Regarding the persistence of symptoms after endoscopic treatment, Güitrón-Cantu et al.19 reported 5% (compared to 11.1% in our series) that ended up in derivative surgery with subsequent improvement, showing that both endoscopic and surgical procedures allow for clinical improvement5.

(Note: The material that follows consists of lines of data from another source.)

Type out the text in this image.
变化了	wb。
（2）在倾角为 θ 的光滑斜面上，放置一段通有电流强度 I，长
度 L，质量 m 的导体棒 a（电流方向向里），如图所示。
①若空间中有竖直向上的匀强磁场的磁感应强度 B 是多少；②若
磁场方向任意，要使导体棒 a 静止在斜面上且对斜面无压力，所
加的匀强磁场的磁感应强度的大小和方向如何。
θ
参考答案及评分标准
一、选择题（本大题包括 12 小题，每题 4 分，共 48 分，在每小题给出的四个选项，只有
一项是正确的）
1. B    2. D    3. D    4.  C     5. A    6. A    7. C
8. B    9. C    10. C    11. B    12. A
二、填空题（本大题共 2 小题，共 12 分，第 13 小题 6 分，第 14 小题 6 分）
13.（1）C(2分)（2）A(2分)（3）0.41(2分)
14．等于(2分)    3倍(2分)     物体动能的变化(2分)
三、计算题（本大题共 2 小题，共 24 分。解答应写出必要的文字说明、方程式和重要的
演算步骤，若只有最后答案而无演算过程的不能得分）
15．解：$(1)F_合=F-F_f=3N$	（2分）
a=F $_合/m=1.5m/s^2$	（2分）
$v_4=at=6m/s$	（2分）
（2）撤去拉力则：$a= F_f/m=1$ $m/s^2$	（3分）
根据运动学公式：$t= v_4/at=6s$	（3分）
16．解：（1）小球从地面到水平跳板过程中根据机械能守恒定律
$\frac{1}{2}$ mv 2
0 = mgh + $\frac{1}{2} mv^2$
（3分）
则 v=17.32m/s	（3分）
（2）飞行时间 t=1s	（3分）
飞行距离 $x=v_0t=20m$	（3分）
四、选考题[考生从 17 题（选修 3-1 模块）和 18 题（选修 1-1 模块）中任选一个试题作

Therefore, we consider that pancreatic prosthesis placement by ERCP is a reproducible technique. It has the advantage of being an advanced and minimally invasive endoscopic procedure with a low percentage of complications, promoting a reduction in hospital stay and faster recovery. This technique contributes palliatively to the improvement of abdominal pain in appropriately selected children and as a bridge to surgery in those who do not improve. Due to the small sample size of our study, however, the results presented should be taken with caution.
In pediatric patients with ARP and CP and refractory abdominal pain, pancreatic prosthesis placement is effective and safe in relieving symptoms in the medium term (24 months) with minimal complications.